Exciting stuff - but how is it useful for consumer care? Well its worth understanding how brand management will tend to frame your engagement with consumers, here are two examples:
- If you share that your 'average cost per contact' is $8 when you are describing the business case for consumer care know that brand managers may instinctively convert that to CPM. "$8 times 1,000 = an $8,000 CPM! Our other marketing channels allow us to reach consumers for $10-$75 CPM - this is waaaay to expensive!"
- We discussed framing the size of the consumer affairs audience previously - but when you consider that large marketing campaigns can generate billions of impressions the number of consumers we reach may seem incredibly small.
You can see why sometimes brand teams can lose their enthusiasm for consumer affairs, if we don't reframe our contribution we can seem small and expensive!
Here are three ideas you can use to effectively position consumer care in light of these perceptions:
- 'Equivalize' your impressions: Some brand teams try to put their impressions on a more level playing field by normalizing them to 30 second advertisements - a 60 second ad is worth two 30 second equivalents, a 15 second is worth 0.5. If your time with a consumer averages 6 minutes, you can equate that to 12 30 second commercials! While your brand team may not use this as a measure they will certainly understand the comparison.

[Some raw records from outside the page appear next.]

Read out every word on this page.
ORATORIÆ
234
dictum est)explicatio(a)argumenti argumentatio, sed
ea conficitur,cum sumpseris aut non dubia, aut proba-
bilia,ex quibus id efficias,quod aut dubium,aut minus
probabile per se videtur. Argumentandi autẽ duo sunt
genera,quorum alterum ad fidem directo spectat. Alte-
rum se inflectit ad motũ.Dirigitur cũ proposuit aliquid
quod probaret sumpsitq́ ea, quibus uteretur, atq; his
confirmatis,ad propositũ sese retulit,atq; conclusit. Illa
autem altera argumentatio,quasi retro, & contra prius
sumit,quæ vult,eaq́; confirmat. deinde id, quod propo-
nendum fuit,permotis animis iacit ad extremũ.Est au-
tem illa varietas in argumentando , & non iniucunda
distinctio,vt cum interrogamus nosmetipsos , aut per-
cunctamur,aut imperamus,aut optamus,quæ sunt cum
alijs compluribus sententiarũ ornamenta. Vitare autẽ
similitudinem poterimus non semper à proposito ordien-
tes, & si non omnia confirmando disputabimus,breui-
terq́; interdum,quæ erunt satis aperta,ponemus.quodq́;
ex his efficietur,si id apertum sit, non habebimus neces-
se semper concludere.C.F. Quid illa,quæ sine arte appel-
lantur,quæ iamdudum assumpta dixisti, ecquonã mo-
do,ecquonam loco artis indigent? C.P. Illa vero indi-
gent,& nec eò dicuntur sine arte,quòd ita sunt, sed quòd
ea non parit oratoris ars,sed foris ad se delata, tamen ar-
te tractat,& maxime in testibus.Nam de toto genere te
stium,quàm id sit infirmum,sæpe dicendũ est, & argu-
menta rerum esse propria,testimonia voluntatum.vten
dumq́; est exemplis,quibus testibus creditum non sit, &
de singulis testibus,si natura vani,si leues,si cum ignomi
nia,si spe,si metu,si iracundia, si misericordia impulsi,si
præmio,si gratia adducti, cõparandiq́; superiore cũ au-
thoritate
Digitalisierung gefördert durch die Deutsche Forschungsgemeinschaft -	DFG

So rather than "we handle 75,000 contacts a year" describe your operation as "delivering consumer engagement equivalent to 900,000 30 second commercials!"
- Consider a multiplier: Some branding disciplines apply 'multipliers' to their impression counts (while PR associations reccomend against this as a way to measure 'pass along' or the idea that more than one person can read a print article, it certainly persists in that field and apparently in event marketing to name a two). Given what we have seen about word of mouth and consumer care you may consider conducting a simple survey asking consumers how many people they told about their experience and applying that to your description of number of consumers reached.
- Focus on incremental cost: We have all been somewhat socialized to think about 'Cost Per Contact' as a benchmarking figure, calculated by dividing our total department cost by our total number of contacts. While that is a simple, accurate way to evaluate our overall efficiency it may not be appropriate for a discussion with a brand team, where decisions are more likely to be driven by the variable cost of handling one more contact (ie just telecom, labor, postage etc - not department management, overhead, systems and the like). That number is both considerably smaller and a much better representation of the real cost of engaging a single consumer.
There is no right or wrong answer but a familiarity with the basics of CPG marketing measurement and how they might influence the positioning of your work is essential when you are telling the story of consumer care!